Tuesday, February 18, 2020

Grace Potter Concert Experience

When I decide to write about a show, it's about the experience. It's not a review. I bought the ticket because I like the artist. I don't feel compelled to expound on every show I see. This one was special.

I'm also very aware that I hear music differently from most people and don't experience shows like others. I have a few happy places in my life, but nothing brings me joy like a great concert.

Devon Gilfillian opened. Dude can sing. Opened the show with the song he should have closed with, in my opinion. Was good, but some was not really my to my liking.

Then Grace Potter took the stage and the only time I stopped smiling was when she made us all cry.

A little backstory.

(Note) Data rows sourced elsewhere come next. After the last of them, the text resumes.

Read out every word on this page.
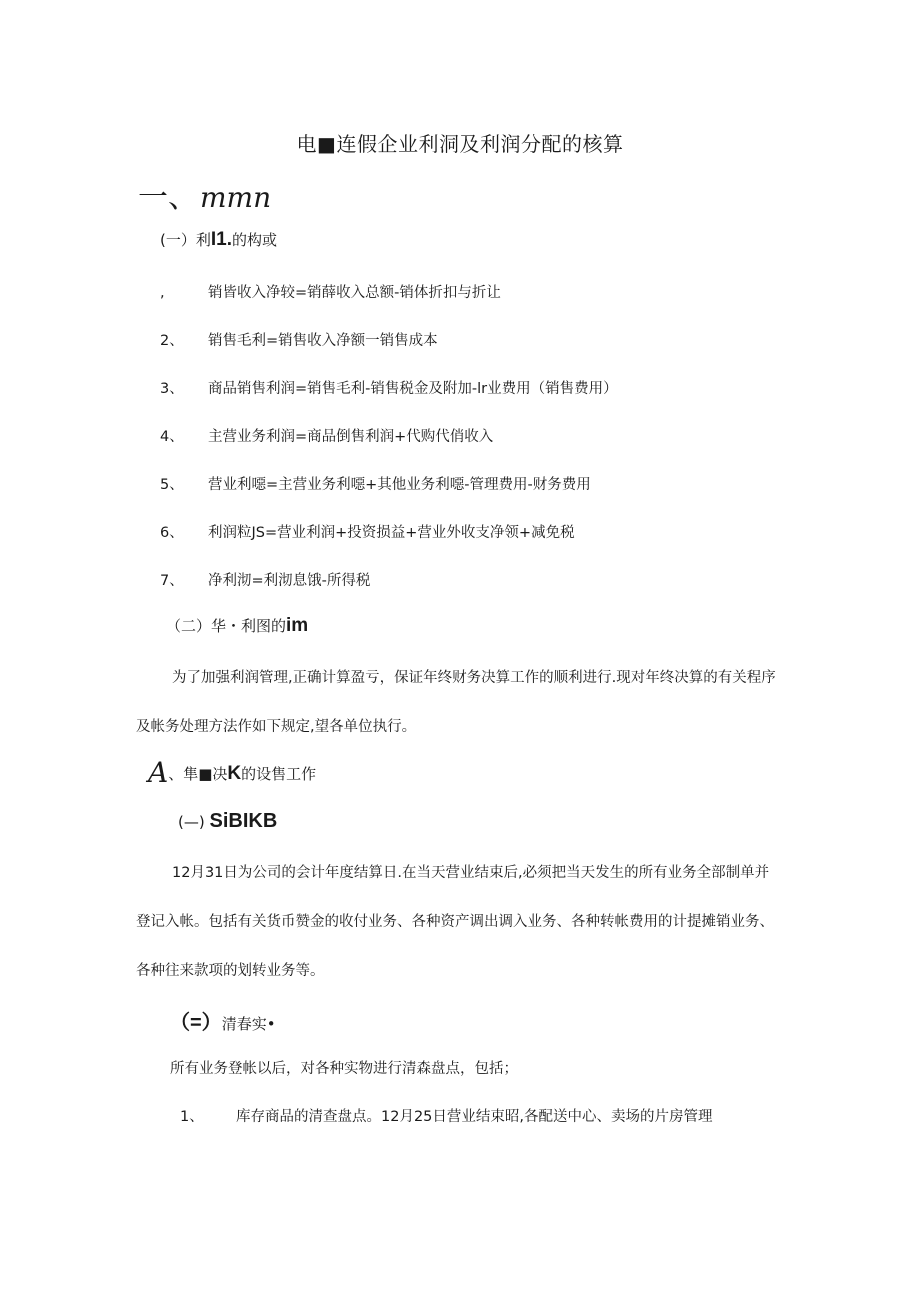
电■连假企业利洞及利润分配的核算
一、mmn
(一）利I1.的构或
,	销皆收入净较=销薛收入总额-销体折扣与折让
2、 销售毛利=销售收入净额一销售成本
3、 商品销售利润=销售毛利-销售税金及附加-lr业费用（销售费用）
4、 主营业务利润=商品倒售利润+代购代俏收入
5、 营业利噁=主营业务利噁+其他业务利噁-管理费用-财务费用
6、 利润粒JS=营业利润+投资损益+营业外收支净领+减免税
7、 净利沏=利沏息饿-所得税
（二）华・利图的im
为了加强利润管理,正确计算盈亏，保证年终财务决算工作的顺利进行.现对年终决算的有关程序
及帐务处理方法作如下规定,望各单位执行。
A、隼■决K的设售工作
(—) SiBIKB
12月31日为公司的会计年度结算日.在当天营业结束后,必须把当天发生的所有业务全部制单并
登记入帐。包括有关货币赞金的收付业务、各种资产调出调入业务、各种转帐费用的计提摊销业务、
各种往来款项的划转业务等。
（=）清春实•
所有业务登帐以后，对各种实物进行清森盘点，包括；
1、 库存商品的清查盘点。12月25日营业结束昭,各配送中心、卖场的片房管理
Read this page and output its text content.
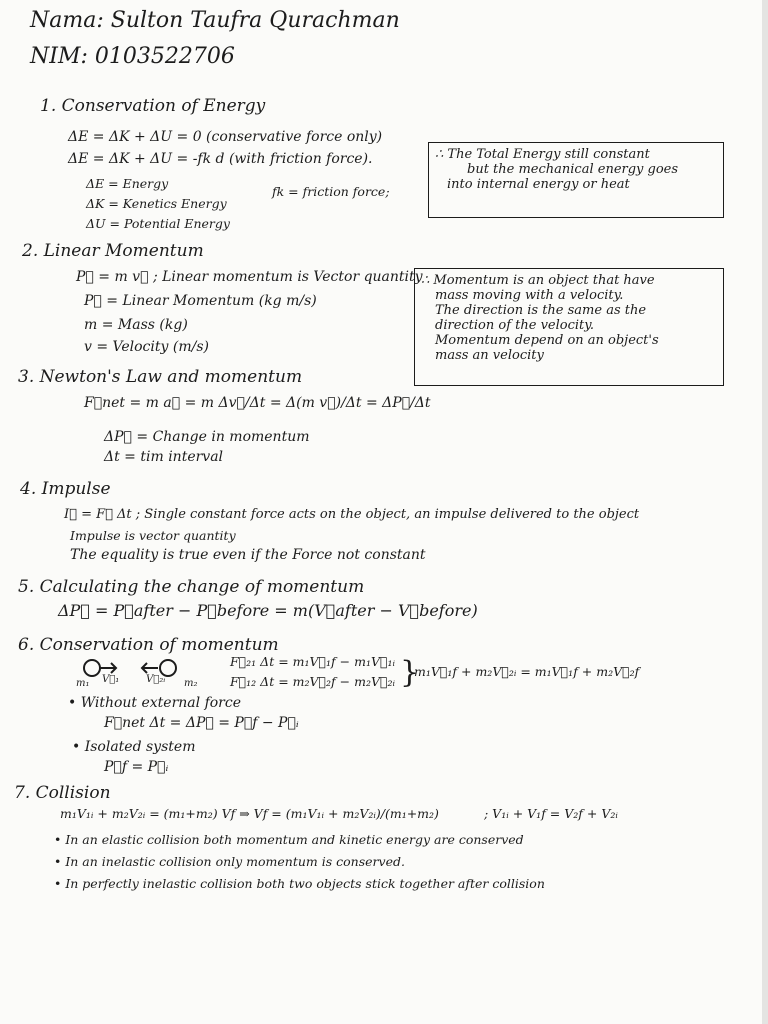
Nama: Sulton Taufra Qurachman
NIM: 0103522706
1. Conservation of Energy
ΔE = ΔK + ΔU = 0 (conservative force only)
ΔE = ΔK + ΔU = -fk d (with friction force).
ΔE = Energy
ΔK = Kenetics Energy
ΔU = Potential Energy
fk = friction force;
∴ The Total Energy still constant
but the mechanical energy goes
into internal energy or heat
2. Linear Momentum
P⃗ = m v⃗ ; Linear momentum is Vector quantity
P⃗ = Linear Momentum (kg m/s)
m = Mass (kg)
v = Velocity (m/s)
∴ Momentum is an object that have
mass moving with a velocity.
The direction is the same as the
direction of the velocity.
Momentum depend on an object's
mass an velocity
3. Newton's Law and momentum
F⃗net = m a⃗ = m Δv⃗/Δt = Δ(m v⃗)/Δt = ΔP⃗/Δt
ΔP⃗ = Change in momentum
Δt = tim interval
4. Impulse
I⃗ = F⃗ Δt ; Single constant force acts on the object, an impulse delivered to the object
Impulse is vector quantity
The equality is true even if the Force not constant
5. Calculating the change of momentum
ΔP⃗ = P⃗after − P⃗before = m(V⃗after − V⃗before)
6. Conservation of momentum
m₁ V⃗₁	V⃗₂ᵢ m₂
F⃗₂₁ Δt = m₁V⃗₁f − m₁V⃗₁ᵢ
F⃗₁₂ Δt = m₂V⃗₂f − m₂V⃗₂ᵢ }
m₁V⃗₁f + m₂V⃗₂ᵢ = m₁V⃗₁f + m₂V⃗₂f
• Without external force
F⃗net Δt = ΔP⃗ = P⃗f − P⃗ᵢ
• Isolated system
P⃗f = P⃗ᵢ
7. Collision
m₁V₁ᵢ + m₂V₂ᵢ = (m₁+m₂) Vf ⇒ Vf = (m₁V₁ᵢ + m₂V₂ᵢ)/(m₁+m₂)	; V₁ᵢ + V₁f = V₂f + V₂ᵢ
• In an elastic collision both momentum and kinetic energy are conserved
• In an inelastic collision only momentum is conserved.
• In perfectly inelastic collision both two objects stick together after collision
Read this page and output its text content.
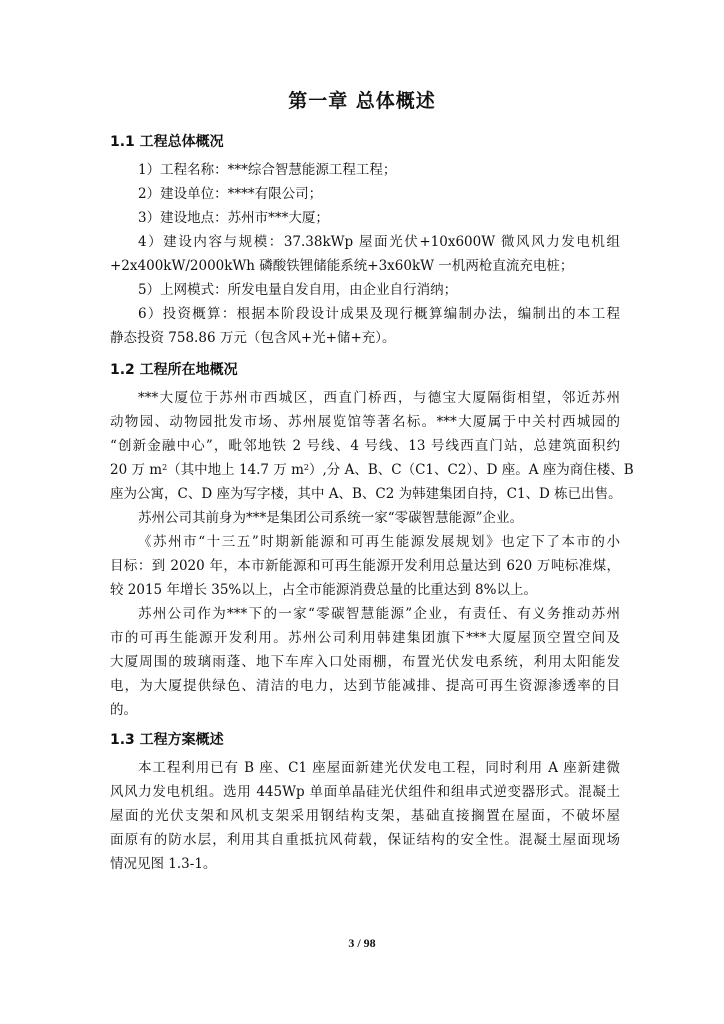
第一章 总体概述
1.1 工程总体概况
1）工程名称：***综合智慧能源工程工程；
2）建设单位：****有限公司；
3）建设地点：苏州市***大厦；
4）建设内容与规模：37.38kWp 屋面光伏+10x600W 微风风力发电机组
+2x400kW/2000kWh 磷酸铁锂储能系统+3x60kW 一机两枪直流充电桩；
5）上网模式：所发电量自发自用，由企业自行消纳；
6）投资概算：根据本阶段设计成果及现行概算编制办法，编制出的本工程
静态投资 758.86 万元（包含风+光+储+充）。
1.2 工程所在地概况
***大厦位于苏州市西城区，西直门桥西，与德宝大厦隔街相望，邻近苏州
动物园、动物园批发市场、苏州展览馆等著名标。***大厦属于中关村西城园的
“创新金融中心”，毗邻地铁 2 号线、4 号线、13 号线西直门站，总建筑面积约
20 万 $m^2$（其中地上 14.7 万 $m^2$）,分 A、B、C（C1、C2）、D 座。A 座为商住楼、B
座为公寓，C、D 座为写字楼，其中 A、B、C2 为韩建集团自持，C1、D 栋已出售。
苏州公司其前身为***是集团公司系统一家“零碳智慧能源”企业。
《苏州市“十三五”时期新能源和可再生能源发展规划》也定下了本市的小
目标：到 2020 年，本市新能源和可再生能源开发利用总量达到 620 万吨标准煤，
较 2015 年增长 35%以上，占全市能源消费总量的比重达到 8%以上。
苏州公司作为***下的一家“零碳智慧能源”企业，有责任、有义务推动苏州
市的可再生能源开发利用。苏州公司利用韩建集团旗下***大厦屋顶空置空间及
大厦周围的玻璃雨蓬、地下车库入口处雨棚，布置光伏发电系统，利用太阳能发
电，为大厦提供绿色、清洁的电力，达到节能减排、提高可再生资源渗透率的目
的。
1.3 工程方案概述
本工程利用已有 B 座、C1 座屋面新建光伏发电工程，同时利用 A 座新建微
风风力发电机组。选用 445Wp 单面单晶硅光伏组件和组串式逆变器形式。混凝土
屋面的光伏支架和风机支架采用钢结构支架，基础直接搁置在屋面，不破坏屋
面原有的防水层，利用其自重抵抗风荷载，保证结构的安全性。混凝土屋面现场
情况见图 1.3-1。
3 / 98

Grace Potter had effectively decided not to do music anymore after the dissolution of her band, the Nocturnals, her divorce, and ill-fated solo album Midnight. Then she got remarried, had a kid and got the music jones again, much to our benefit. What came of that was her latest album Daylight and subsequent tour. And we should all be grateful.

Grace gave us a healthy dose of songs from the new album, hit all the high notes of her catalog with the Nocturnals along with a couple of covers. She sounded fantastic, her band was great and the cover of Etta James' "I'd Rather Go Blind" as a duet with the aforementioned Devon Gilfillian was superb.

She was very personable, engaging with the audience and going off script (i.e. changing the set list on the fly). She went with the flow. One off script moment, she told the band to GTFOH while she did a solo acoustic song. The tables were turned later.

I've been to a lot of shows. This one was top five. It was that good. 90% of that was Grace Potter and her band, but the crowd was awesome as well. In recent memory, this was the least cell-phoned show I've been to. Everybody was there for the artist and into the music. Sure, everybody got their pic or video, but it wasn't constant.

Speaking of the crowd, off script and going with the flow, three songs were played for the encore. After they finished those three, they did their bows, etc. The crowd was going nuts. Grace mouthed "Wow". The band huddled up, apparently deciding what other song they should do. The band decided they were going to GTFOH and left Grace to do a solo. She said that this was going to be great or the band was going to be fired.

Apparently the band talked her into doing "Release" solo. As she was introducing it she told a story about how it came to be. She was listening, in the bath, to Dolly Parton's version of "I Will Always Love You" and thought she needed a song like that. (Before anyone cries blasphemy, she was not comparing quality, just content, and admitted that this ain't no Dolly song.) She cried. We all cried when she sang it.